'It was terrifying': Moment Channel 9 reporters are attacked live on air

Brooke Rolfe
News Reporter

Two Australian journalists have been assaulted in separate incidents while covering protests in London.

Nine News Europe correspondent Sophie Walsh was covering a Black Lives Matter protest in Hyde Park on Wednesday morning (local time) when she was attacked.

In a separate incident, another Nine reporter, Ben Avery, was set upon in an underground tunnel while he was broadcasting live on the Today show on Thursday.

Walsh was speaking during a live cross for Adelaide's 6pm news bulletin, but was not in front of the camera when a man allegedly grabbed her from behind.

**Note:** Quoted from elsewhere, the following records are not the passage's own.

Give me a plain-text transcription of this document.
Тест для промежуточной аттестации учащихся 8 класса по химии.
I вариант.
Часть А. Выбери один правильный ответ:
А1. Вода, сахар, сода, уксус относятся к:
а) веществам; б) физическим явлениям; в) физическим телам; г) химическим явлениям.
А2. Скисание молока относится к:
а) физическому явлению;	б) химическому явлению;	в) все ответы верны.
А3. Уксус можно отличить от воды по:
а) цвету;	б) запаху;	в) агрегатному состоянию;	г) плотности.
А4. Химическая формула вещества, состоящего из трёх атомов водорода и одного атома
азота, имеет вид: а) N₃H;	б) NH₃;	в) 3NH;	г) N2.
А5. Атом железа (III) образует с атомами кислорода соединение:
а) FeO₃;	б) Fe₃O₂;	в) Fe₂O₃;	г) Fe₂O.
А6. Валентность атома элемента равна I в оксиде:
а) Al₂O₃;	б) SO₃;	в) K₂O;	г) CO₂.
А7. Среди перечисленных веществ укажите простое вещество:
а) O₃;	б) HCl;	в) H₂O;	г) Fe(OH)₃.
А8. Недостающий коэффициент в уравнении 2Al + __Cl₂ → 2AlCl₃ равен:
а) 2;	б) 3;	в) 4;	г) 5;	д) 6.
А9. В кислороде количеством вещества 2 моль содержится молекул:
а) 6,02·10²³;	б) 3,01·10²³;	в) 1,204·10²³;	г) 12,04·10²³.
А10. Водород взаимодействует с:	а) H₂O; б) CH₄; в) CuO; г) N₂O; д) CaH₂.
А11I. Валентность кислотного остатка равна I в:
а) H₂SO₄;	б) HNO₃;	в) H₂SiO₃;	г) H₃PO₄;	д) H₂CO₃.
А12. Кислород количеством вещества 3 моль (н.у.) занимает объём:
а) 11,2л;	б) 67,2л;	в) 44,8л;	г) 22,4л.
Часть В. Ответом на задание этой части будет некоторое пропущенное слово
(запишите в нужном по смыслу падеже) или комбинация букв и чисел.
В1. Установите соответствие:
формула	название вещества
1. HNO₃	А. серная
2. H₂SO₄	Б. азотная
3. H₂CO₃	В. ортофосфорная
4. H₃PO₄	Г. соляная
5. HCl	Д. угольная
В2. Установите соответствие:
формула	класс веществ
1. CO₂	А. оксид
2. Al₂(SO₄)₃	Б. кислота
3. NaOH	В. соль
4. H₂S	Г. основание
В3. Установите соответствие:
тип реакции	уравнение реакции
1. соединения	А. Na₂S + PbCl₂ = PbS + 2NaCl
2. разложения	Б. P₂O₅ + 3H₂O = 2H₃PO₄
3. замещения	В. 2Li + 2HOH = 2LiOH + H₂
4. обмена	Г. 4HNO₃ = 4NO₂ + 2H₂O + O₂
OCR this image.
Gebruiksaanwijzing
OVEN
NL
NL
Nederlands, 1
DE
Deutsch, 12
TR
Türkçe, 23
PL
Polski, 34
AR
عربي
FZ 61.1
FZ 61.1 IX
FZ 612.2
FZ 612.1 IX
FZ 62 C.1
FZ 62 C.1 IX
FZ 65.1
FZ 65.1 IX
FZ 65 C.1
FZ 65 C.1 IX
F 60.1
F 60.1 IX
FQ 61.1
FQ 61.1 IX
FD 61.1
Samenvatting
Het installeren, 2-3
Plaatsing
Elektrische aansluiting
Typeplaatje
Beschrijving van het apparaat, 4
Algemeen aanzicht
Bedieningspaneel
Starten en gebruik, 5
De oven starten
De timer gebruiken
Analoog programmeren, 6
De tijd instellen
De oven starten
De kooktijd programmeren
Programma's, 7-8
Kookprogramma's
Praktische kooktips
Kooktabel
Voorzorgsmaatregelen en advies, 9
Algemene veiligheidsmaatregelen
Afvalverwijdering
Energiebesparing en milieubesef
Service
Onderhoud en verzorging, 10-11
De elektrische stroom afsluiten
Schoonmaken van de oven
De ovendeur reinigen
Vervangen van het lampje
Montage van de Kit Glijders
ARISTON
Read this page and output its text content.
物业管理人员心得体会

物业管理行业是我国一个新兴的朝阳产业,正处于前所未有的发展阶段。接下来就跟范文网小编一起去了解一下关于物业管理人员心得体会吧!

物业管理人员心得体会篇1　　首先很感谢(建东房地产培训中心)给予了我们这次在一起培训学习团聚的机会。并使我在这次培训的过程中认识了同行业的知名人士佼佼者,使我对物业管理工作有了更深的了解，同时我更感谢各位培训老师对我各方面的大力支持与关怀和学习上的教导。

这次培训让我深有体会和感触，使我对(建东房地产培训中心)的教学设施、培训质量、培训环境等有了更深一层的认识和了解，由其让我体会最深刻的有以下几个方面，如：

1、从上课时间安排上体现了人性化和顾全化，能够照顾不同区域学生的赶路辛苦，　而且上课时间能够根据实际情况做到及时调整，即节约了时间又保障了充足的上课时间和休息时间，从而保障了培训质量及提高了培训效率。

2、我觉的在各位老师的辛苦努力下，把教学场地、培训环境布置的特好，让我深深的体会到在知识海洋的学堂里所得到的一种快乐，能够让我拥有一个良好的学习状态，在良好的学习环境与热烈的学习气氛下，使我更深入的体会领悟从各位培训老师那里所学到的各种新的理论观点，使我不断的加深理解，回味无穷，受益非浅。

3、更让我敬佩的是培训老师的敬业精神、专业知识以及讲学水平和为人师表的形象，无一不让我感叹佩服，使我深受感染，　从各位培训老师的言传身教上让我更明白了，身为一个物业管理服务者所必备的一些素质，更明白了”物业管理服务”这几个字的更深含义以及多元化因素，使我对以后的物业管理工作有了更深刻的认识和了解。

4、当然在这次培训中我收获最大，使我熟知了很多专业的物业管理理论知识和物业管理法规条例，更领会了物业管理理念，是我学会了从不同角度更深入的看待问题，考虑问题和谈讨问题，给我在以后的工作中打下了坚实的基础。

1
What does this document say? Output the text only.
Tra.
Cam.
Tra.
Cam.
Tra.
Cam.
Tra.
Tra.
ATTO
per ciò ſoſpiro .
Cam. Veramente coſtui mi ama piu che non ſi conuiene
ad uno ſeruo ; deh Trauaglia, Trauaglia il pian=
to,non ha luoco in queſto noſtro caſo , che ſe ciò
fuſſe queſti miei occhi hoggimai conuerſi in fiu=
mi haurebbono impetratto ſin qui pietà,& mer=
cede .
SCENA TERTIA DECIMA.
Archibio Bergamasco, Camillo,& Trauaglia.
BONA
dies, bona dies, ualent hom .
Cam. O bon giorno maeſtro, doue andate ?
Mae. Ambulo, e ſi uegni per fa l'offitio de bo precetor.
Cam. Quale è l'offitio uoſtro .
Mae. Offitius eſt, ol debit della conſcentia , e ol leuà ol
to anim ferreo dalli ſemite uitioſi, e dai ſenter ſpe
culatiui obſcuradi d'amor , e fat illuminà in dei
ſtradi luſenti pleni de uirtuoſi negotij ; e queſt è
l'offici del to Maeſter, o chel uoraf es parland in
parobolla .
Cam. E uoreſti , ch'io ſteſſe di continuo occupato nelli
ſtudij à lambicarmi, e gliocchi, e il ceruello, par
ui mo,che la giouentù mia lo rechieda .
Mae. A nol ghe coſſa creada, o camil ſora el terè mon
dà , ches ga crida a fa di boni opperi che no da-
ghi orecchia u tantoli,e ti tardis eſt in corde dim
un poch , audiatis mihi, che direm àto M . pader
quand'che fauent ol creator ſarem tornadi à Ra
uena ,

A man allegedly yelled “Allah Akbar” before making stabbing motions and grabbing Walsh, she explained in an interview with Today on Thursday.

Sophie Walsh screamed as she was attacked by a stranger during a live cross from the London protests. Source: Nine

In the footage Walsh can be heard screaming before camera operator Jason Conduit armed himself with a light stand and chased the man into the park.

“S***, sorry, sorry,” a shaken Walsh is heard saying as she watches the men run away.

“Yeah a man just came up and grabbed me, but he’s OK, he's not armed. A man just came up and grabbed me though.”

The man was chased down and detained by Mr Conduit and passers-by until police arrived and arrested him.

Officers found the man had a screwdriver and charged him with threats to kill and possessing an offensive weapon. 

Walsh said she was still “definitely pretty rattled” following the incident, particularly watching back her response in the footage and seeing just how terrified she was.

“I don't think anyone knows the sound of their true scream until they're in a situation like that where they feel like it's a life or death scenario,” she told the Today show.

“I did feel like that in that moment.”

Speaking with 2GB host ben Fordham, Walsh said “it was terrifying” being set on during the live cross.

“Doing a live cross, you’re so exposed and so vulnerable. I hadn’t felt like that in many, many years,” she said.

Walsh explained she first detected a threat when her cameraman Jason Conduit stuck his head out from behind the camera.

“Next thing I knew I had a random guy wrap his arms around me and sort of try to take me down saying Allah Akbar. He was punch stabbing me in the side. Jason reckons he took a swing at me but missed.

Ben Avery was chased down by the crowd seen in the background here. Source: Nine

“He was standing about five metres away when I was back on air, and that’s when I was struggling to find the words to say.”

Walsh said she feared the man had a knife in his pocket and might have been about to go on a “stabbing spree”, given it was the third anniversary of the London Bridge terror attacks.

Walsh told AAP a nearby photographer had said the man also claimed to have put a bomb in a bin.

She said she was rattled but not physically harmed by the unprovoked attack, which prompted an outpouring of support for the correspondent on social media.

“Thank you for your messages. The man has been arrested for threats to kill and carrying a weapon. I'm shaken but ok. Big thanks to my incredible cameraman Jason Conduit who chased him down armed with a light stand and got him arrested,” Walsh wrote to Twitter.

Ben Avery explained being ambushed by a swarm of protesters while covering riots in London during Thursday morning’s Today program, later telling hosts he had to run for his life away from them.

Avery ran through an underground tunnel, where his microphone was stolen. Source: Nine

Footage showed him backing away from a large crowd in an underground tunnel, before picking up into a jog and eventually reaching safety.

Despite trying to keep away from the trouble and report from a distance, Avery said the “the danger followed us”.

“Even with a security guard there we felt quite unsafe and the microphone (was) pulled out of my hand. At one stage I tried to run after him and realised that probably wasn't the best idea,” he recalled.

“We had bottles flying around, at one stage one of the bottles hit me in the face as I was running off.”

The experience was “pretty scary really” Avery said, saying “you can only imagine what it's like in the US at the moment where they are dealing with this all the time”.